Secret is only Base64‑encoded

etcd stores it in plain text by default

Access to etcd gives all passwords

3.2 Secret types

Opaque – generic password / token

kubernetes.io/tls – HTTPS certificate

dockerconfigjson – image‑registry credentials

service-account-token – SA token

3.3 Creating and using Secret

kubectl create secret generic db-secret \
  --from-literal=DB_USER=admin \
  --from-literal=DB_PASSWORD=strong-password

env:
- name: DB_PASSWORD
  valueFrom:
    secretKeyRef:
      name: db-secret
      key: DB_PASSWORD

Or file mount:

volumes:
- name: secret
  secret:
    secretName: db-secret
    defaultMode: 0400

4. ConfigMap / Secret injection architecture (Mermaid diagrams)

4.1 Pod configuration injection path

4.2 GitOps configuration flow model

4.3 External Secret management (production recommended)

5. Real‑world production pitfalls

Case 1: ConfigMap changed but application not refreshed

Symptoms : kubectl apply succeeds, pod does not restart, application still uses old config.

Root cause : Application does not watch file changes; Spring Boot does not reload by default.

Solution : Use Spring Cloud @RefreshScope, a sidecar reloader (e.g., reloader), or force a rolling restart of the Deployment.

Case 2: Secret leaked into logs, causing an incident

Incident : Java printed environment variables, logs collected by ELK, DB password exposed.

Improvement : Prohibit printing env, mount Secret only as files, apply log redaction and strict RBAC.

Case 3: Multiple applications sharing a ConfigMap, causing pollution

Anti‑pattern : A single common-config used by many apps.

Correct approach : One ConfigMap per application, or use subPath to isolate files.

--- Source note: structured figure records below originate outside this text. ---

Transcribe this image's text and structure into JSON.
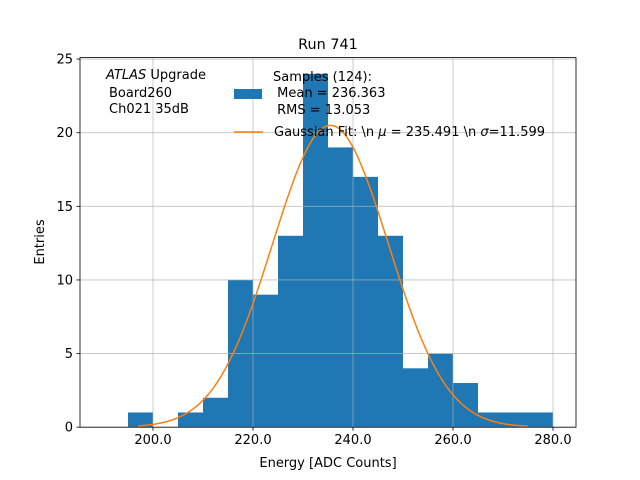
{
  "chart_data": {
    "type": "bar",
    "title": "Run 741",
    "xlabel": "Energy [ADC Counts]",
    "ylabel": "Entries",
    "xlim": [
      185.4,
      284.6
    ],
    "ylim": [
      0,
      25.1
    ],
    "grid": true,
    "xticks": [
      200,
      220,
      240,
      260,
      280
    ],
    "xtick_labels": [
      "200.0",
      "220.0",
      "240.0",
      "260.0",
      "280.0"
    ],
    "yticks": [
      0,
      5,
      10,
      15,
      20,
      25
    ],
    "ytick_labels": [
      "0",
      "5",
      "10",
      "15",
      "20",
      "25"
    ],
    "bin_edges": [
      195,
      200,
      205,
      210,
      215,
      220,
      225,
      230,
      235,
      240,
      245,
      250,
      255,
      260,
      265,
      270,
      275,
      280
    ],
    "values": [
      1,
      0,
      1,
      2,
      10,
      9,
      13,
      24,
      19,
      17,
      13,
      4,
      5,
      3,
      1,
      1,
      1
    ],
    "bar_color": "#1f77b4",
    "fit": {
      "mu": 235.491,
      "sigma": 11.599,
      "amplitude": 20.5,
      "range": [
        197,
        275
      ],
      "color": "#ff7f0e"
    },
    "annotation": {
      "italic": "ATLAS",
      "rest": " Upgrade",
      "line2": "Board260",
      "line3": "Ch021 35dB"
    },
    "legend": {
      "placement": "top-center",
      "entries": [
        {
          "lines": [
            "Samples (124):",
            " Mean = 236.363",
            " RMS = 13.053"
          ]
        },
        {
          "label_prefix": "Gaussian Fit: \\n ",
          "mu_symbol": "μ",
          "mu_text": " = 235.491 \\n ",
          "sigma_symbol": "σ",
          "sigma_text": "=11.599"
        }
      ]
    }
  }
}
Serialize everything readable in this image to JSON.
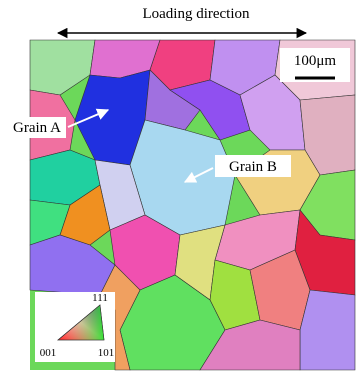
{
  "header": {
    "title": "Loading direction"
  },
  "scale_bar": {
    "label": "100μm"
  },
  "annotations": [
    {
      "label": "Grain A"
    },
    {
      "label": "Grain B"
    }
  ],
  "legend": {
    "top": "111",
    "left": "001",
    "right": "101"
  }
}
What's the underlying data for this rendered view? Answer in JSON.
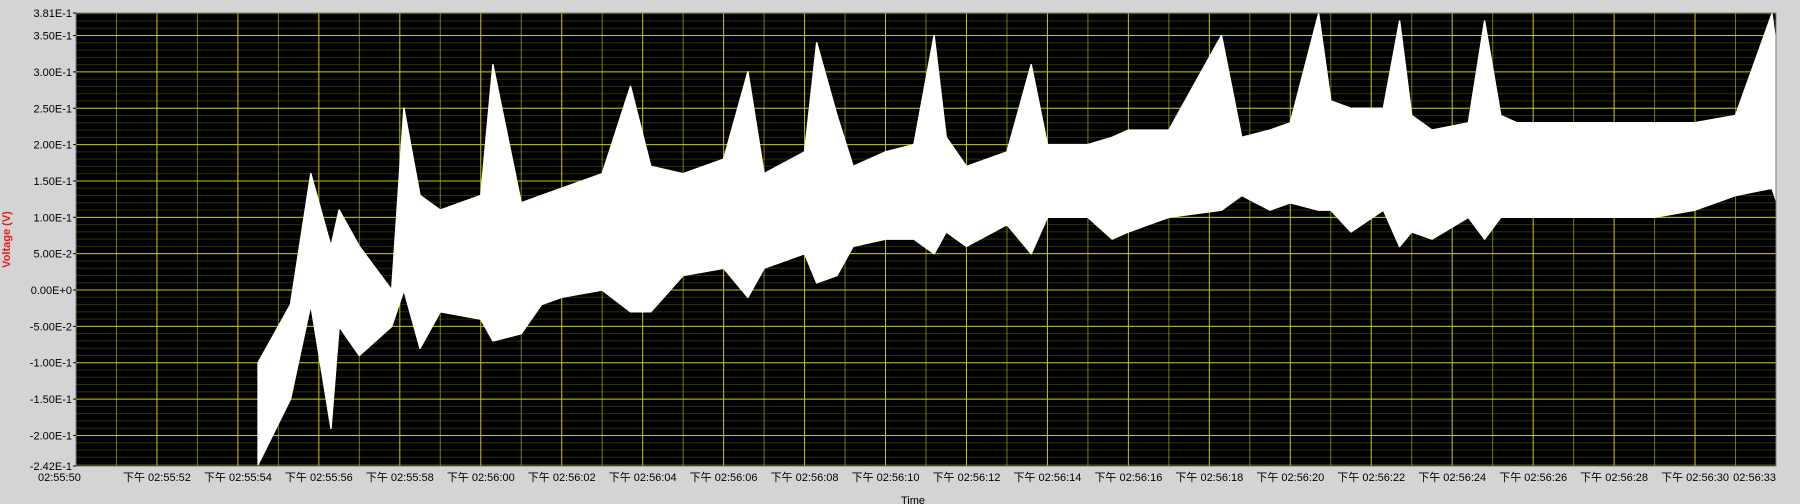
{
  "chart_data": {
    "type": "line",
    "ylabel": "Voltage (V)",
    "xlabel": "Time",
    "ylim": [
      -0.242,
      0.381
    ],
    "y_ticks": [
      {
        "value": 0.381,
        "label": "3.81E-1"
      },
      {
        "value": 0.35,
        "label": "3.50E-1"
      },
      {
        "value": 0.3,
        "label": "3.00E-1"
      },
      {
        "value": 0.25,
        "label": "2.50E-1"
      },
      {
        "value": 0.2,
        "label": "2.00E-1"
      },
      {
        "value": 0.15,
        "label": "1.50E-1"
      },
      {
        "value": 0.1,
        "label": "1.00E-1"
      },
      {
        "value": 0.05,
        "label": "5.00E-2"
      },
      {
        "value": 0.0,
        "label": "0.00E+0"
      },
      {
        "value": -0.05,
        "label": "-5.00E-2"
      },
      {
        "value": -0.1,
        "label": "-1.00E-1"
      },
      {
        "value": -0.15,
        "label": "-1.50E-1"
      },
      {
        "value": -0.2,
        "label": "-2.00E-1"
      },
      {
        "value": -0.242,
        "label": "-2.42E-1"
      }
    ],
    "x_ticks": [
      {
        "value": 0,
        "label": "02:55:50"
      },
      {
        "value": 2,
        "label": "下午 02:55:52"
      },
      {
        "value": 4,
        "label": "下午 02:55:54"
      },
      {
        "value": 6,
        "label": "下午 02:55:56"
      },
      {
        "value": 8,
        "label": "下午 02:55:58"
      },
      {
        "value": 10,
        "label": "下午 02:56:00"
      },
      {
        "value": 12,
        "label": "下午 02:56:02"
      },
      {
        "value": 14,
        "label": "下午 02:56:04"
      },
      {
        "value": 16,
        "label": "下午 02:56:06"
      },
      {
        "value": 18,
        "label": "下午 02:56:08"
      },
      {
        "value": 20,
        "label": "下午 02:56:10"
      },
      {
        "value": 22,
        "label": "下午 02:56:12"
      },
      {
        "value": 24,
        "label": "下午 02:56:14"
      },
      {
        "value": 26,
        "label": "下午 02:56:16"
      },
      {
        "value": 28,
        "label": "下午 02:56:18"
      },
      {
        "value": 30,
        "label": "下午 02:56:20"
      },
      {
        "value": 32,
        "label": "下午 02:56:22"
      },
      {
        "value": 34,
        "label": "下午 02:56:24"
      },
      {
        "value": 36,
        "label": "下午 02:56:26"
      },
      {
        "value": 38,
        "label": "下午 02:56:28"
      },
      {
        "value": 40,
        "label": "下午 02:56:30"
      },
      {
        "value": 42,
        "label": "02:56:33"
      }
    ],
    "xlim": [
      0,
      42
    ],
    "grid": true,
    "colors": {
      "plot_bg": "#000000",
      "grid": "#c8c800",
      "trace": "#ffffff",
      "ylabel": "#e8191a",
      "frame_bg": "#d4d4d4"
    },
    "series": [
      {
        "t": [
          4.5,
          5.3,
          5.8,
          6.3,
          6.5,
          7.0,
          7.8,
          8.1,
          8.5,
          9.0,
          10.0,
          10.3,
          11.0,
          11.5,
          12.0,
          13.0,
          13.7,
          14.2,
          15.0,
          16.0,
          16.6,
          17.0,
          18.0,
          18.3,
          18.8,
          19.2,
          20.0,
          20.7,
          21.2,
          21.5,
          22.0,
          23.0,
          23.6,
          24.0,
          25.0,
          25.6,
          26.0,
          27.0,
          28.3,
          28.8,
          29.5,
          30.0,
          30.7,
          31.0,
          31.5,
          32.3,
          32.7,
          33.0,
          33.5,
          34.4,
          34.8,
          35.2,
          35.6,
          36.0,
          37.0,
          38.0,
          39.0,
          40.0,
          41.0,
          41.9,
          42.2,
          42.8,
          44.0
        ],
        "upper": [
          -0.1,
          -0.02,
          0.16,
          0.06,
          0.11,
          0.06,
          0.0,
          0.25,
          0.13,
          0.11,
          0.13,
          0.31,
          0.12,
          0.13,
          0.14,
          0.16,
          0.28,
          0.17,
          0.16,
          0.18,
          0.3,
          0.16,
          0.19,
          0.34,
          0.24,
          0.17,
          0.19,
          0.2,
          0.35,
          0.21,
          0.17,
          0.19,
          0.31,
          0.2,
          0.2,
          0.21,
          0.22,
          0.22,
          0.35,
          0.21,
          0.22,
          0.23,
          0.38,
          0.26,
          0.25,
          0.25,
          0.37,
          0.24,
          0.22,
          0.23,
          0.37,
          0.24,
          0.23,
          0.23,
          0.23,
          0.23,
          0.23,
          0.23,
          0.24,
          0.38,
          0.25,
          0.23,
          0.24
        ],
        "lower": [
          -0.24,
          -0.15,
          -0.02,
          -0.19,
          -0.05,
          -0.09,
          -0.05,
          0.0,
          -0.08,
          -0.03,
          -0.04,
          -0.07,
          -0.06,
          -0.02,
          -0.01,
          0.0,
          -0.03,
          -0.03,
          0.02,
          0.03,
          -0.01,
          0.03,
          0.05,
          0.01,
          0.02,
          0.06,
          0.07,
          0.07,
          0.05,
          0.08,
          0.06,
          0.09,
          0.05,
          0.1,
          0.1,
          0.07,
          0.08,
          0.1,
          0.11,
          0.13,
          0.11,
          0.12,
          0.11,
          0.11,
          0.08,
          0.11,
          0.06,
          0.08,
          0.07,
          0.1,
          0.07,
          0.1,
          0.1,
          0.1,
          0.1,
          0.1,
          0.1,
          0.11,
          0.13,
          0.14,
          0.09,
          0.11,
          0.13
        ]
      }
    ]
  }
}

6. Production‑grade best‑practice summary

6.1 Security baseline (must‑do)

Enable etcd encryption

Apply minimal‑permission RBAC for Secrets

Prohibit plain‑text Secrets in Git repositories

Rotate credentials regularly

6.2 Configuration evolution strategy (strongly recommended)

Version ConfigMap

Do not overwrite old configuration

Trigger upgrades via Deployment

app-config-v2

6.3 Engineering recommendations

Multi‑environment: Kustomize

Templating: Helm

GitOps: ArgoCD

Key management: Vault / SealedSecrets

7. Final checklist (release‑grade)

✅ Config and image fully decoupled ✅ ConfigMap only for non‑sensitive data ✅ Secret never in code or logs ✅ etcd encrypted ✅ Configurable rollback ✅ Change audit ✅ Credential rotation policy

Conclusion

ConfigMap and Secret are not just YAML tricks; they are architectural capabilities. When configuration is treated as a first‑class citizen, Kubernetes truly reaches production maturity.